When building print and digital content, you can realize these same benefits. The key? Transition your content production to the cloud for simultaneous collaboration. Below, I’ve laid out some ground rules for setting up your “digital content production assembly line” in a cloud publishing platform, such as Inkling Habitat.

Rule 1: Eliminate print-centric content structure

As a basic clean-up step, remove all print-centric terminology from your content and get rid of layout-based references like “see image at the right.” Also, make sure your high-impact content is stored in formats that will display well on mobile devices. For instance, eliminate elaborate two-page spreads that aren’t going to show well on a smartphone.

Lastly, chose a cloud publishing platform that allows your “pages” to extend as long as they need to in order to completely communicate a learning objective. You are no longer bound by the physical constraints of a page, so make sure that your cloud publishing environment doesn’t hold you to them.

Rule 2: Have a strategy for interactivity

Interactive widgets, video, audio, and assessment are the key building blocks of the more effective digital products that you’ll be taking to market in the coming years.
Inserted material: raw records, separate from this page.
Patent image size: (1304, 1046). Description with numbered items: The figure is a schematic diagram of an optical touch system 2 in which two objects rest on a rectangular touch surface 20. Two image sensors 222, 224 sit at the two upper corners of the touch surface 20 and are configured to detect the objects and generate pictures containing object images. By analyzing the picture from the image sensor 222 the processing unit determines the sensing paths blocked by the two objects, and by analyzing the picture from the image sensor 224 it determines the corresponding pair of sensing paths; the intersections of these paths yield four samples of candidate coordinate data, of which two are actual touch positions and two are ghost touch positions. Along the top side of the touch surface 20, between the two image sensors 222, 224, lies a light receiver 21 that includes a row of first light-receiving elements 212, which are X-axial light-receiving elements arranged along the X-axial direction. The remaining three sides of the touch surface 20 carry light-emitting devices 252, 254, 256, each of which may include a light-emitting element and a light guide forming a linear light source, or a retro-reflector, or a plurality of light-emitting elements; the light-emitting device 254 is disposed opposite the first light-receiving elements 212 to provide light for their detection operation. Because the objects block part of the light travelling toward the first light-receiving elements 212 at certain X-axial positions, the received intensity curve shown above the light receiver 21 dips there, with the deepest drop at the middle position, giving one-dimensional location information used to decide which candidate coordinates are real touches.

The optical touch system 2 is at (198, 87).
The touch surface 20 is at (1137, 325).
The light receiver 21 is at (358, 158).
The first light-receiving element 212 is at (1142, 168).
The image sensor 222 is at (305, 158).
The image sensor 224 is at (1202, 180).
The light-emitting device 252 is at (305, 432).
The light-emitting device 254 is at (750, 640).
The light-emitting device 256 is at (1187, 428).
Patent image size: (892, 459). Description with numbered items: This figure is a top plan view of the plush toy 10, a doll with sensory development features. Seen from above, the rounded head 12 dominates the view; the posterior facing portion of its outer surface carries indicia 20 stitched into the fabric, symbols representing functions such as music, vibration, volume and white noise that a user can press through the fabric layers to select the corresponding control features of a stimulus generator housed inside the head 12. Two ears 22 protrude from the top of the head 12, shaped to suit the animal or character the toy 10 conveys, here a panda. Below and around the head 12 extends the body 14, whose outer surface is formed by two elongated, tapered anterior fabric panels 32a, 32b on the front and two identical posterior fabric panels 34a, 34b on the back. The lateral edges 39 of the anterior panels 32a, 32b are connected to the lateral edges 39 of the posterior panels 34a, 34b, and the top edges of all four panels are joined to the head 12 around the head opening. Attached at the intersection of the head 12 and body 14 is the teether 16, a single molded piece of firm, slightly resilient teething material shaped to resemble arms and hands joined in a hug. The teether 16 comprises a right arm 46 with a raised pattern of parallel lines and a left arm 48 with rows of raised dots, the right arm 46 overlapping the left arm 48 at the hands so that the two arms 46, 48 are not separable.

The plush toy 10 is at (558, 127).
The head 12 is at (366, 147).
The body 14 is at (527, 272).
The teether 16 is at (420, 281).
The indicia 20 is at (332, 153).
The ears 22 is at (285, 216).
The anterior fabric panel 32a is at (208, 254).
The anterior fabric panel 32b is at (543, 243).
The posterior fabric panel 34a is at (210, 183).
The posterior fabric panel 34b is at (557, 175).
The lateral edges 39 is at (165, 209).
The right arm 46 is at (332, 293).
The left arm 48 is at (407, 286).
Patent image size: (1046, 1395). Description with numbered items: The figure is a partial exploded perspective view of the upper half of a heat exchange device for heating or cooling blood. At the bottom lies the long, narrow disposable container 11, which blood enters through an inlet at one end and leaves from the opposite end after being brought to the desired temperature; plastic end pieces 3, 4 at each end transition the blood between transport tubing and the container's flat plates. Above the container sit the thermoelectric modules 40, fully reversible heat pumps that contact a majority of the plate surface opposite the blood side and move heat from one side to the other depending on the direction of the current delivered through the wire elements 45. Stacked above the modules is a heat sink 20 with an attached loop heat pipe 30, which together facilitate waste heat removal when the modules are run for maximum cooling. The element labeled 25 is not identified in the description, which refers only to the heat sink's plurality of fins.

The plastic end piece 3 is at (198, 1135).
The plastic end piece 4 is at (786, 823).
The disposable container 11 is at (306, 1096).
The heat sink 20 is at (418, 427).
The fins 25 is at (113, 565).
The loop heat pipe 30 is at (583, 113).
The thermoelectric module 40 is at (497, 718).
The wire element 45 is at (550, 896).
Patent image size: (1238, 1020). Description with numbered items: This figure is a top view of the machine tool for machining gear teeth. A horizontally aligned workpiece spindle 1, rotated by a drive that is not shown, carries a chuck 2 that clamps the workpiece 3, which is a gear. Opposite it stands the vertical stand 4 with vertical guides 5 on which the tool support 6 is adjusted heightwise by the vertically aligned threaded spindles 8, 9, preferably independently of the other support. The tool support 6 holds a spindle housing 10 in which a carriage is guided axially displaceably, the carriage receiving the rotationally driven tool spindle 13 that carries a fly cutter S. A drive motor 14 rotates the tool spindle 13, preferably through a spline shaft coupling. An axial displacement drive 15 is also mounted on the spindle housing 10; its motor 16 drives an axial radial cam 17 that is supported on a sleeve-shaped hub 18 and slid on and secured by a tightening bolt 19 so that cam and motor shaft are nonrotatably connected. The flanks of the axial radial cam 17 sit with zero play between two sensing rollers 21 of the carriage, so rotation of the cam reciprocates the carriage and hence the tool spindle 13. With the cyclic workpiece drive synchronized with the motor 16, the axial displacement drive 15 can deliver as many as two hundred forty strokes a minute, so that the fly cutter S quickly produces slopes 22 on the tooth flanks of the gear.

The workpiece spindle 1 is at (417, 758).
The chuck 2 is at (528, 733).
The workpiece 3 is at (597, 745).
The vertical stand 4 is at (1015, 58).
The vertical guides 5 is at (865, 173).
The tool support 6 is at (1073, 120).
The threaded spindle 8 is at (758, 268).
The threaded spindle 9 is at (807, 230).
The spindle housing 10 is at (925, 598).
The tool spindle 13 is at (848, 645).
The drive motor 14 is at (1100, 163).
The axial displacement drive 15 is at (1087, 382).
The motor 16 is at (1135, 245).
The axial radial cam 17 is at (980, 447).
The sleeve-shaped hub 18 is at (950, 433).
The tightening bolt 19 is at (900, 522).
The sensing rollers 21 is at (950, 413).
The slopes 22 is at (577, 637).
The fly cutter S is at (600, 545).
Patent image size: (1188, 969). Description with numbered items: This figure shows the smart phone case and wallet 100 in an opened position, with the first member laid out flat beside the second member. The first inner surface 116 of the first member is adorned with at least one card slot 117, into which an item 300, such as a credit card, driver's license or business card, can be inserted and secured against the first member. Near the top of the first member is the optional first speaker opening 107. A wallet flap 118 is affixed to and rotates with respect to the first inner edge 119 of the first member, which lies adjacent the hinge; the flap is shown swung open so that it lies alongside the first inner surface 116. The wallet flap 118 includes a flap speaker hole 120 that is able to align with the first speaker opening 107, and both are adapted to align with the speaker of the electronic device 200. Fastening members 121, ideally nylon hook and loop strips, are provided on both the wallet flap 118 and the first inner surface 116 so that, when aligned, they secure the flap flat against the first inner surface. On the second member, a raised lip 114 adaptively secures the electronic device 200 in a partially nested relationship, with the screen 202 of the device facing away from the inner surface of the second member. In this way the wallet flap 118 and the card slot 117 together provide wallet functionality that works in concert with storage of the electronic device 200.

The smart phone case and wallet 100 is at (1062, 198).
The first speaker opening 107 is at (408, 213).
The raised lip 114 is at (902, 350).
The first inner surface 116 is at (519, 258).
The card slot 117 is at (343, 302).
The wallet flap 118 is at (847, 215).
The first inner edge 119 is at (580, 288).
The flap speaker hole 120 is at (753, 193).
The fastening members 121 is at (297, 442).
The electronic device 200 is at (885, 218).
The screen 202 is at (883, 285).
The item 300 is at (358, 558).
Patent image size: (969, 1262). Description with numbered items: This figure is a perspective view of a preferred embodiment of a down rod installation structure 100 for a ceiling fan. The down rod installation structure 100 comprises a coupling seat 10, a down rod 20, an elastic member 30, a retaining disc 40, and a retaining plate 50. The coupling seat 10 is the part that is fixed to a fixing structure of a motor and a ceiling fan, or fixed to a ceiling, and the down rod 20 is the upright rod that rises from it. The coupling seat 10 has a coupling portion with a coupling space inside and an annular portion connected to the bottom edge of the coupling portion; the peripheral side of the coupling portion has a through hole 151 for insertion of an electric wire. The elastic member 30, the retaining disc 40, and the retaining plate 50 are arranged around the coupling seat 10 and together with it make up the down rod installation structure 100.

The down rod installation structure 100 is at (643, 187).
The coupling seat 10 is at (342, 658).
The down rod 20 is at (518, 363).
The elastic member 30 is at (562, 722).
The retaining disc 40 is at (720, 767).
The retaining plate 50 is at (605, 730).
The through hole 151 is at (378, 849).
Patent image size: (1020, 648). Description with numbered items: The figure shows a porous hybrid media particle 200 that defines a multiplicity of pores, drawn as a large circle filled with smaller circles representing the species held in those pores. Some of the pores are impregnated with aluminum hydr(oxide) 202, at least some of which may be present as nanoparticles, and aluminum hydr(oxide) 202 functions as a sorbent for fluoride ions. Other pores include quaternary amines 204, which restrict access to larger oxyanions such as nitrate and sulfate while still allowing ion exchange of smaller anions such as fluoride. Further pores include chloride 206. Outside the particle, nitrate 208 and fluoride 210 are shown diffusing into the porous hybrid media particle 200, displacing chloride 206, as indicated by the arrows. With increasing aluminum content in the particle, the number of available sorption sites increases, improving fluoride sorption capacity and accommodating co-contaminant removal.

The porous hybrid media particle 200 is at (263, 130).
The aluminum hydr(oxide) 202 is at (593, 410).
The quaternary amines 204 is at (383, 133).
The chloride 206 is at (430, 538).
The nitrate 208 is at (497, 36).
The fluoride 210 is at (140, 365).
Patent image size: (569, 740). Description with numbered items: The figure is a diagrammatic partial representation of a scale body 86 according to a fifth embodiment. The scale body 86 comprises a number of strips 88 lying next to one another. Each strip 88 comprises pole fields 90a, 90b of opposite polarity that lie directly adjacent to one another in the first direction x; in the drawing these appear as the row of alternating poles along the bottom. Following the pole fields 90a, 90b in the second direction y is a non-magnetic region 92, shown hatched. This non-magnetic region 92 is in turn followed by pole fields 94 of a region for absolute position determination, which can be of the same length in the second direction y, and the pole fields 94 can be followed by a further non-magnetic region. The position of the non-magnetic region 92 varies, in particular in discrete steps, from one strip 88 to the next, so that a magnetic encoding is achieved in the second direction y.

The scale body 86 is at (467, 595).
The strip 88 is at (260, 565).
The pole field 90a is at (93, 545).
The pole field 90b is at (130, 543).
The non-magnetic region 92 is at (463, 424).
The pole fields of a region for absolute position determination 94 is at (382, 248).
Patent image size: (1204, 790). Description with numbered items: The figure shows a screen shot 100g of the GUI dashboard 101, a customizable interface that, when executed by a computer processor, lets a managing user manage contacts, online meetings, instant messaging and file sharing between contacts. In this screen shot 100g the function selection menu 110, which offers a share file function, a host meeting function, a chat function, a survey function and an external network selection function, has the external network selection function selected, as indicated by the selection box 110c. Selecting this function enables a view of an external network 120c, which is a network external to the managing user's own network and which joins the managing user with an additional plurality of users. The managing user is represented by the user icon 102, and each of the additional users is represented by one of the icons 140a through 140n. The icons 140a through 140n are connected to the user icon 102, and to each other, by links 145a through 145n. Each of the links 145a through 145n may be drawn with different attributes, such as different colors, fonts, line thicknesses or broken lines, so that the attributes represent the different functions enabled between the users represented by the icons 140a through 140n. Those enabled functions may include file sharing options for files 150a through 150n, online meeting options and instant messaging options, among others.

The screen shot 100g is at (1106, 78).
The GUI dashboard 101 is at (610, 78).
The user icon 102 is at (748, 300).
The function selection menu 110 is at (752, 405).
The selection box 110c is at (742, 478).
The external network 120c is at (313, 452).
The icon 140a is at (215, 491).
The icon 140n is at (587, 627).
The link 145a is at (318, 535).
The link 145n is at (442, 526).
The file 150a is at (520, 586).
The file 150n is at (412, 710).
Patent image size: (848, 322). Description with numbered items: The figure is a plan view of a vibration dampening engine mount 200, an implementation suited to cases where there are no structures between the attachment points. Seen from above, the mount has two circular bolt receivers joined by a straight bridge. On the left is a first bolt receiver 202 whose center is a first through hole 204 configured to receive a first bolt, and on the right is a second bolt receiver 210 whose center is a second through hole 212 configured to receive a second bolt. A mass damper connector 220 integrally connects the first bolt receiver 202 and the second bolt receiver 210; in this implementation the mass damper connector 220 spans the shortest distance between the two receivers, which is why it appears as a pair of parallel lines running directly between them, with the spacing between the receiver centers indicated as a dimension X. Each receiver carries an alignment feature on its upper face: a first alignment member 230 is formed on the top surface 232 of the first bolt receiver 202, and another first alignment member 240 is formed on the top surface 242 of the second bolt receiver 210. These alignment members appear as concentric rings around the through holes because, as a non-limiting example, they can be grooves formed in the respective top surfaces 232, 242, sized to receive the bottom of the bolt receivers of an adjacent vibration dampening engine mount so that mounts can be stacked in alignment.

However, you’ll need to set up a strategy for how these content types will be accounted for in your print output. If you’re going to use widgets, specify print fallbacks and apply a specific class to them so that you can easily find and remove them from the print output.

If this feels like unfamiliar territory, bring in a consultant familiar with this workflow (for example, at Inkling, we have an Enablement Team that consults with our clients in setting up their digital strategy). Also, be sure your cloud publishing platform provides UI tools that will help you quickly tag content as digital-only. Here’s an example from Inkling Habitat:

Digital-only element

Rule 3: Acknowledge the translation process from digital to custom print

Be wary of the “1-click print to PDF.” As a publisher, your content is curated and authoritative; you don’t want to be printing it with the same sloppiness you’d see if you printed out a web page. If you want your print to be more than an approximation of the content you’re building digitally, treat it as an translation process but strive to automate it is much as possible.

Custom-layout print files are best built in InDesign, so choose a cloud publishing platform that can export a final InDesign file through a semi-automated process. It should also give you the quick-print PDF option so that you have a rough sense of the final print output.

Rule 4: Build from re-purposeable patterns

As you establish your parallel digital/print content creation workflow, you’ll build up a wealth of institutional knowledge about what types of content objects — page structures, module structures, asides, widgets — best communicate your particular content library in both print and digital. Canonize these content “patterns” in a tool that allows you to jump-start the creation of your next project. Here’s an example of a user quickly assembling a new page of content from patterns defined during creation of previous projects:

Building a page quickly

The Bottom Line

The 20th century was defined by a revolutionary process for more efficiently creating physical goods. Assembly lines and supply chain management led to increasingly cheaper costs and shorter timelines. This century will be defined by revolutionary processes for creating digital goods. That revolution started with music and video and is now reaching into the publishing industry.

To get ahead of the coming revolution, plan your workflow with care and choose the right cloud publishing platform. You’ll save time and money while building a wide variety of better, future-proof, digital and print products all from a single workflow.